Он почти не отвечал, произнося прерывисто только односложные слова, как если бы вспоминал о давно забытом деле, которое вызывало неприятные воспоминания. Меня не очень удивил такой странный прием, так как я хорошо знал причудливую натуру моего друга.
Я поинтересовался его здоровьем.
– Мне не становится лучше, – сказал он, слегка повернув голову, – по-прежнему лихорадка и бессонница.
Я взял свечу и поставил ее на каминную полку, чтобы лучше понаблюдать за поведением философа и понять состояние его здоровья.
Хочу отметить с удивлением и удовлетворением, что тридцать дней непрерывной усталости, сражений и эмоционального стресса, не только не усугубили его состояния, но, казалось, привели к изменениям в лучшую сторону. Его глаза стали более внимательными, а черты лица менее бледными и напряженными, чем в тот вечер, когда я впервые увидел его. Я не мог удержаться от этого замечания. Он покачал головой.
– Нет-нет, уверяю вас, – решительно ответил Максимилиан, – я чувствую себя не лучше, чем было месяц назад. Вы говорите это только для того, чтобы меня успокоить. Бесполезно, доктор. Я не питаю иллюзий и лучше всех знаю, насколько сильны мои страдания.
Я подумал про себя: «Вы можете сколько угодно протестовать, мой нелюдимый человеконенавистник. Я знаю, что вы возвращаетесь к жизни».
– Простите меня за беспокойство, доктор, – продолжил он, – я чувствовал себя слишком слабым, чтобы прийти к вам самому. И я предпочитаю, чтобы никто не знал, что я в Париже. Вот что я хотел у вас спросить, не могли бы вы как можно быстрее вернуть бумаги, которые я оставил вам перед отъездом? Я хотел бы их упорядочить.
– Они будут здесь завтра, – ответил я.
– Спасибо.
Затем он вынул из кармана пиджака красный бумажник, на мгновение поколебался, потом снова заговорил, протягивая пачку пожелтевших ассигнаций.

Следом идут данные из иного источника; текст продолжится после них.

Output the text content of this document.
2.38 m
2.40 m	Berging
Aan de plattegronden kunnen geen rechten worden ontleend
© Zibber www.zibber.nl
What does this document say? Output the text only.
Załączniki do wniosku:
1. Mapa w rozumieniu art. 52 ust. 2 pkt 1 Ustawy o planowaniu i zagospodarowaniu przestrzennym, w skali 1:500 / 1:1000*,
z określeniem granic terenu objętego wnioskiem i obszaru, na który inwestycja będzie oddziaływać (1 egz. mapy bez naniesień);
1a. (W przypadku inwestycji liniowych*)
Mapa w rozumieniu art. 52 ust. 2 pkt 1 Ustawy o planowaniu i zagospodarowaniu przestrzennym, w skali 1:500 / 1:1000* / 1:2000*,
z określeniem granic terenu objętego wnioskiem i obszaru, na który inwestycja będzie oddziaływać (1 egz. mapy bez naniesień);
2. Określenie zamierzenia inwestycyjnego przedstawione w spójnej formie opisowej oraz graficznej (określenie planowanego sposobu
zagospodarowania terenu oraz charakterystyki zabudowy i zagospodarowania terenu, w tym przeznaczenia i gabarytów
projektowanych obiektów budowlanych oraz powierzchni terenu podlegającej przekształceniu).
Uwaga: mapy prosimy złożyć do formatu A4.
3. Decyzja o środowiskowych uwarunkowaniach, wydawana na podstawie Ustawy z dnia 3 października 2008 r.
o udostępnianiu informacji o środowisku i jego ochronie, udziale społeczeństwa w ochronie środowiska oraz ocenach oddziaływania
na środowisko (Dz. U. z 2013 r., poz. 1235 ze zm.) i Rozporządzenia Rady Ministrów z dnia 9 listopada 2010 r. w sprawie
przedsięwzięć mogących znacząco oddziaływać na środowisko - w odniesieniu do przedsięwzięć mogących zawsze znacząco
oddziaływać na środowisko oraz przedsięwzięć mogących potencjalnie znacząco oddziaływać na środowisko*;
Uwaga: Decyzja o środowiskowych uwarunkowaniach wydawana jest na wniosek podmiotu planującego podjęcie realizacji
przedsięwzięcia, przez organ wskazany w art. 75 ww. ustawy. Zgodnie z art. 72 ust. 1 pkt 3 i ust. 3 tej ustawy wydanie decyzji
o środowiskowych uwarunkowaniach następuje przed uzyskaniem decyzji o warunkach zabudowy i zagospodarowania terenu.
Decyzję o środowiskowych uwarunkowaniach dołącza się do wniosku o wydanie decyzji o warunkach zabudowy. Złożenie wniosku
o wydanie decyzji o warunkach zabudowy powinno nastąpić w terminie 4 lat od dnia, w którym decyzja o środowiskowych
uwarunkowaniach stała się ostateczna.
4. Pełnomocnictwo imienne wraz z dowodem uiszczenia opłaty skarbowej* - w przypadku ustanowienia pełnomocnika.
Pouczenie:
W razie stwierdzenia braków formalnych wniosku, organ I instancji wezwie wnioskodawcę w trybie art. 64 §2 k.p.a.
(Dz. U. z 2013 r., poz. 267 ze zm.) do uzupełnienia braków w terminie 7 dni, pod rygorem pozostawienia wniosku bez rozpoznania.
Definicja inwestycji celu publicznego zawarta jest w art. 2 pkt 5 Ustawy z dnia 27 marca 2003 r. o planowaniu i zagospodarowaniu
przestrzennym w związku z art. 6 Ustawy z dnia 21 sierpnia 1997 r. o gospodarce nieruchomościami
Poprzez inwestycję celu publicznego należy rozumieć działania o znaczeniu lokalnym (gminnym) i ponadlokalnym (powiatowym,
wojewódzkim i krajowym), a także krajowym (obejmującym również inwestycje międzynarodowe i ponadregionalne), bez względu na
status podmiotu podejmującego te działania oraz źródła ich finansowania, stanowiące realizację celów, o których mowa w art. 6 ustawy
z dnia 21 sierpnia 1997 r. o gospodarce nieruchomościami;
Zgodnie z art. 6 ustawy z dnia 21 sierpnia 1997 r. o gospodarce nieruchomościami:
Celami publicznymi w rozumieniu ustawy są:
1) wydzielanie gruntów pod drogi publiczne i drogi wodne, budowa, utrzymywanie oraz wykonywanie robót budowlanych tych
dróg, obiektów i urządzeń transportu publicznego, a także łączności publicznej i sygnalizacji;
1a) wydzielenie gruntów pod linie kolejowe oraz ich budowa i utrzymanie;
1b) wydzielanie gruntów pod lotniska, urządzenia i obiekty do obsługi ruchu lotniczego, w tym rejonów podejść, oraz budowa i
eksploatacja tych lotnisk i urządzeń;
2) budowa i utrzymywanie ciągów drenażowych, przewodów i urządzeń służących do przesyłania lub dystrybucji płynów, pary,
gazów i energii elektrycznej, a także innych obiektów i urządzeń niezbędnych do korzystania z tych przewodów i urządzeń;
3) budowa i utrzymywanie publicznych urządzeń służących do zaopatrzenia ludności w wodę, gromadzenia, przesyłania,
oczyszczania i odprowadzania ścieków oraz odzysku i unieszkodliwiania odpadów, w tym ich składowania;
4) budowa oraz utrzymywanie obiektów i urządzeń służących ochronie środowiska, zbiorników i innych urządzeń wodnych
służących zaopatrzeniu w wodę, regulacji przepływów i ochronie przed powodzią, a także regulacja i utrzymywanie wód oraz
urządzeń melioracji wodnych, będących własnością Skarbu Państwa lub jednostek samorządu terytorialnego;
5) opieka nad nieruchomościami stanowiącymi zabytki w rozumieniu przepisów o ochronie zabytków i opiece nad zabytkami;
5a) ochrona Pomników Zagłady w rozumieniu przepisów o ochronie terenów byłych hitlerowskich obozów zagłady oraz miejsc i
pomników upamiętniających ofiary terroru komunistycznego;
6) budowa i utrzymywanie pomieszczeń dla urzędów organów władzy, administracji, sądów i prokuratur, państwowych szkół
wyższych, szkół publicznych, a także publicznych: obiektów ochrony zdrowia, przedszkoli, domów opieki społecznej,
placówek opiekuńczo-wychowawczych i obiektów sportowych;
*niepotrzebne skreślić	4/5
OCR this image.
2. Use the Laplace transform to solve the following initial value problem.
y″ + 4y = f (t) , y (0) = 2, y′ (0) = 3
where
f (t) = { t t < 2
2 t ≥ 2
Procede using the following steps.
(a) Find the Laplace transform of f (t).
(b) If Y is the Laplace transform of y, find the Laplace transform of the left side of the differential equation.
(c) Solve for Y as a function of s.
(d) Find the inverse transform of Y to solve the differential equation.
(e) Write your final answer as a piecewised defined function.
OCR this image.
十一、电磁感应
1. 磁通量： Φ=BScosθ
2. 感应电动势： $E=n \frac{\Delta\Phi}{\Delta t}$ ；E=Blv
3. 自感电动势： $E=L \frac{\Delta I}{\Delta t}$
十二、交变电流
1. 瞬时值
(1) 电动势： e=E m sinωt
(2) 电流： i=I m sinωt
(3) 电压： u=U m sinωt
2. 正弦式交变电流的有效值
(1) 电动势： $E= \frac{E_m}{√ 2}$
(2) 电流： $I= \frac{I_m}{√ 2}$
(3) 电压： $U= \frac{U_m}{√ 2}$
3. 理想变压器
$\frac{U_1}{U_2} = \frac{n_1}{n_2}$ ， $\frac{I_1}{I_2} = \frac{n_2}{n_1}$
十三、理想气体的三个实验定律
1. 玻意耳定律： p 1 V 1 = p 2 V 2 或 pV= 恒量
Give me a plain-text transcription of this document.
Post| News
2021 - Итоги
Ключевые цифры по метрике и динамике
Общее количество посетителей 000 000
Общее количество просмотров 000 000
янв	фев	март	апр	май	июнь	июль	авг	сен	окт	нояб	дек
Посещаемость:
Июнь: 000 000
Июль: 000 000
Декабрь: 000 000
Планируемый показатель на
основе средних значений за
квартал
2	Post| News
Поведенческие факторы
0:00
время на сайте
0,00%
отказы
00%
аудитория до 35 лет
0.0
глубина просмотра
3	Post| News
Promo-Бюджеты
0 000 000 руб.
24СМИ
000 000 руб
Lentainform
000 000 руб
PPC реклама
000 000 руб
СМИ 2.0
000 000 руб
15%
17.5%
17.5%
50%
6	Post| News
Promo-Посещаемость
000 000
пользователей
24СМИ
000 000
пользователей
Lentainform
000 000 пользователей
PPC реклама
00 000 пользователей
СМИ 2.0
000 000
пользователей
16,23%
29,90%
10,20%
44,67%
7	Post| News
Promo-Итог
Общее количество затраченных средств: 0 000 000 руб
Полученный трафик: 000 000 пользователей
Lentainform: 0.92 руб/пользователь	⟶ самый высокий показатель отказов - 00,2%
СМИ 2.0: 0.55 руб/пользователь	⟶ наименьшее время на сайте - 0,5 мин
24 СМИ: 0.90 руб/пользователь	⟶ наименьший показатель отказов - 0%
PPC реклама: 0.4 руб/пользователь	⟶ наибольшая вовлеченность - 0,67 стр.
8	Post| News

– Этот бедный человек, который сидит в тюрьме… ну, вы знаете… Герэн, несомненно, на грани смерти от несчастья, которое ему выпало. Передайте ему, умоляю, эту небольшую сумму.
–Ах! Максимилиан, – сказал я, с силой пожимая ему руку, – какой вы молодец!
Эти слова, казалось, произвели на него глубокое впечатление. Он нахмурился и заерзал на стуле.
– Нет, я не такой уж и хороший, – угрюмо прошептал Хеллер, – я просто… Человеческое общество, среди которого я вынужден жить, нанесло этому несчастному человеку колоссальный ущерб. Я считаю себя ответственным перед ним. Степень… мера этой коллективной вины… я должен постараться исправить это в соответствии с моими средствами. Мой поступок, по правде говоря, очень прост, и я удивлен, что он вызывает у вас такой всплеск восхищения! Кроме того, у меня больше денег, гораздо больше, чем мне нужно для жизни. Мне кажется, в этом нет моей заслуги, ведь я просто хочу избавиться от того, что для меня лишнее.